If a business cannot explain who it is for, why it is different and what outcome it creates, AI placement will not fix that. It may expose the weakness faster.

The website still matters

Some people assume that AI assistants will make websites less important. I think the opposite is more likely for serious buyers.

The assistant may influence discovery and comparison, but the website remains the place where trust is confirmed.

Before a person books a call, requests a quote or buys, they still need to see:

  • what the company actually does
  • who it has helped
  • what the process looks like
  • what the approximate cost is
  • whether the offer fits their situation
  • whether the business looks real and reliable

This is why landing pages matter for paid ads. If AI sends a user with a very specific problem to a generic page, the context is lost. The ad did its job, but the site failed to continue the conversation.

In AI-driven advertising, the landing page may need to become more contextual, not less.

The risk: ads that borrow trust from the assistant

There is also a serious risk here.

People use AI assistants differently from social feeds. They often ask private, practical or high-stakes questions. They may feel like they are receiving advice, not browsing media.

That creates a trust problem.

If sponsored suggestions appear without clear labeling, or if they distort the answer, users will push back. And they should.

From a market perspective, this is where the best platforms will need discipline. The short-term revenue temptation will be high. The long-term value depends on preserving user trust.

For advertisers, this means the bar should be higher too. The goal should not be to sneak into the answer. The goal should be to deserve inclusion when the user’s context truly fits.

That is a different mindset from buying impressions.

What I would prepare now

If I were preparing a business for this type of ad environment, I would not start with ad copy.

I would start with the offer.

Can the business explain its best-fit customer clearly? Can it state who it is not for? Can it show proof by industry, problem, budget range or use case? Can it answer comparison questions honestly?

Then I would look at content structure.

AI systems work better with clear, specific and well-organized information. Service pages, FAQs, comparison pages, case studies and pricing explanations all become useful inputs.

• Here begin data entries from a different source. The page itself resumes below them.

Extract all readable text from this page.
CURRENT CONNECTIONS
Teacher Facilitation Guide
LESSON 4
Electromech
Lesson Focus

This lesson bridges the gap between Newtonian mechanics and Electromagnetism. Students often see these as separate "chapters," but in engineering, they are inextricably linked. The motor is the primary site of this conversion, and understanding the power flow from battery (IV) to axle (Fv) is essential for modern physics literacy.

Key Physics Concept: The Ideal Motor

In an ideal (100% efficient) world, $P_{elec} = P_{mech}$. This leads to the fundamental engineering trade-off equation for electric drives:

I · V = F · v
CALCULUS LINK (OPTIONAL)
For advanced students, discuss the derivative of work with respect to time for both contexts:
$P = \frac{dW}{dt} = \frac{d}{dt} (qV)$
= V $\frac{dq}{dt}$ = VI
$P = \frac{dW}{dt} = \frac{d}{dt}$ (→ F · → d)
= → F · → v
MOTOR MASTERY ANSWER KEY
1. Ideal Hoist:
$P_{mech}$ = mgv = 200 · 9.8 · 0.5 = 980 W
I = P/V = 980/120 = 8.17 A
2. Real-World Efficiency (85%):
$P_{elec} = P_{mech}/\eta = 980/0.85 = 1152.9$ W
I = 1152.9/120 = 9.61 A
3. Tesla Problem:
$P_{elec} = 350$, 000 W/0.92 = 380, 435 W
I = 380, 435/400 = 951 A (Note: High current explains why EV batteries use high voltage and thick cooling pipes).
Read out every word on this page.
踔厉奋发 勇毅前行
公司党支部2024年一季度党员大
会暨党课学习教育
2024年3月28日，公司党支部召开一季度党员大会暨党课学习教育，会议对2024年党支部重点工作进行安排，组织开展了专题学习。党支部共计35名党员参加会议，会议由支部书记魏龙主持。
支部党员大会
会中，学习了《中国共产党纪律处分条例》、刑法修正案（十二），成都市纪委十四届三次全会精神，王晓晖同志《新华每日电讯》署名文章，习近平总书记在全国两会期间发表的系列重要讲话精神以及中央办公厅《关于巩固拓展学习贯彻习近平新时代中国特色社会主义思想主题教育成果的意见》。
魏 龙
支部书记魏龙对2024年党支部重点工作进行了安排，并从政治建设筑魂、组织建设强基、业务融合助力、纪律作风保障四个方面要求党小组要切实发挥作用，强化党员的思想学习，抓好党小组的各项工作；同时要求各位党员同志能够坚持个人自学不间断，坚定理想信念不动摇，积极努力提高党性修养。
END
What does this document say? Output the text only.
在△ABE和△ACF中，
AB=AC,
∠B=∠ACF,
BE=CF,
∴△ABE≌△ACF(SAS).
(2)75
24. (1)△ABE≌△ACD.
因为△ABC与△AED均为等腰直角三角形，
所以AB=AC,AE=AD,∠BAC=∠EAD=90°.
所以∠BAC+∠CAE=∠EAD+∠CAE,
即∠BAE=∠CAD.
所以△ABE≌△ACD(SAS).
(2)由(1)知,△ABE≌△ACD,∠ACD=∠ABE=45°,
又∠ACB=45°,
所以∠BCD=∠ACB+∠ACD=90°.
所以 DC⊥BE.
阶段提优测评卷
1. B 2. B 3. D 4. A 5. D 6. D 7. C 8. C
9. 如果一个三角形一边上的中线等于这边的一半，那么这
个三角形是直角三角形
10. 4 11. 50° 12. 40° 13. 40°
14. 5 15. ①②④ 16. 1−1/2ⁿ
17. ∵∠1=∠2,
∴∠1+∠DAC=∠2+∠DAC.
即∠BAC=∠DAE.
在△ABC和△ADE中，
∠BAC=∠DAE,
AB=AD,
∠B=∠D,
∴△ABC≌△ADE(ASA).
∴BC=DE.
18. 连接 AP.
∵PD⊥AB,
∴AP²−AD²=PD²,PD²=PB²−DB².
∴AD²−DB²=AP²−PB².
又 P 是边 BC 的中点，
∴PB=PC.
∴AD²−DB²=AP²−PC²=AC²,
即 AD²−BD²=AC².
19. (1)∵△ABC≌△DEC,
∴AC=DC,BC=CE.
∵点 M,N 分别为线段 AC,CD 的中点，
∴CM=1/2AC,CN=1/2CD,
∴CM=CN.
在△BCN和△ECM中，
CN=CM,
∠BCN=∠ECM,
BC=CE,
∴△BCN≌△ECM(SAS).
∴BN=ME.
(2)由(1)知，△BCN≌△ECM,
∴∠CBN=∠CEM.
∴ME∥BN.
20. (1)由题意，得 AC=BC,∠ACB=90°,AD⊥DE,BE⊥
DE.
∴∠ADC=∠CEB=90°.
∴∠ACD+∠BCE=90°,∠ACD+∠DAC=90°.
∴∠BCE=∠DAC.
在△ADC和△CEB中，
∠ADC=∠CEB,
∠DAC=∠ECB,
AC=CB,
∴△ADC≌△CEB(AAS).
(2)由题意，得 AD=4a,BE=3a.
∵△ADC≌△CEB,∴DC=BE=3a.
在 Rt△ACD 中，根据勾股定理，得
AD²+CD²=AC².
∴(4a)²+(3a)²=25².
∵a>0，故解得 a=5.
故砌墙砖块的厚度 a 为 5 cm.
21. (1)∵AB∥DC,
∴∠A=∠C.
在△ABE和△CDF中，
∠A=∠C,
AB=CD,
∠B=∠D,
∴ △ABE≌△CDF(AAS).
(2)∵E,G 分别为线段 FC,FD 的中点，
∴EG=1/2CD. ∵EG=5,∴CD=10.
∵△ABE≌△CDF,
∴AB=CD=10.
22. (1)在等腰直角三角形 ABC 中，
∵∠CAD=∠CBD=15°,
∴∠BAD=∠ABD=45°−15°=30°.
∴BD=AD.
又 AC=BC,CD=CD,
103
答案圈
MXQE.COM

Then I would look at measurement.

AI-referred traffic may not behave like classic search traffic. Some conversions may be assisted. Some users may arrive more educated. Some may skip several traditional funnel steps. Tracking needs to account for that.

Finally, I would look at sales handling.

If a lead arrives after a detailed AI-assisted research session, the first human response should not restart the conversation from zero. It should continue from the problem the user already clarified.

My take

The important shift is to stop looking only at the ad unit and start looking at the user’s state of mind.

Ads inside GPT-style assistants could convert closer to high-intent search because the user is not just browsing. They are working through a decision. They are explaining the problem. They are exposing constraints. They are asking for help at a moment that can be very close to action.

But the channel will only work if it respects that moment.

The winners will not be the advertisers who shout the loudest. They will be the ones whose offer, content, proof and landing experience make sense inside a specific decision context.

That is why I see this less as “AI ads” and more as a new form of intent matching.

And intent matching has always rewarded clarity.

Frequently Asked Questions

Will ads inside AI assistants replace search ads?
Probably not. They are more likely to become another high-intent placement that competes with search in some moments and complements it in others.
Why could ads in GPT-style experiences convert well?
Because the assistant often receives the user's problem, constraints, timeline, budget and preferences before any commercial recommendation appears.
What should advertisers prepare now?
They should clarify positioning, improve landing pages, structure product information, track assisted conversions and define what a qualified AI-referred lead looks like.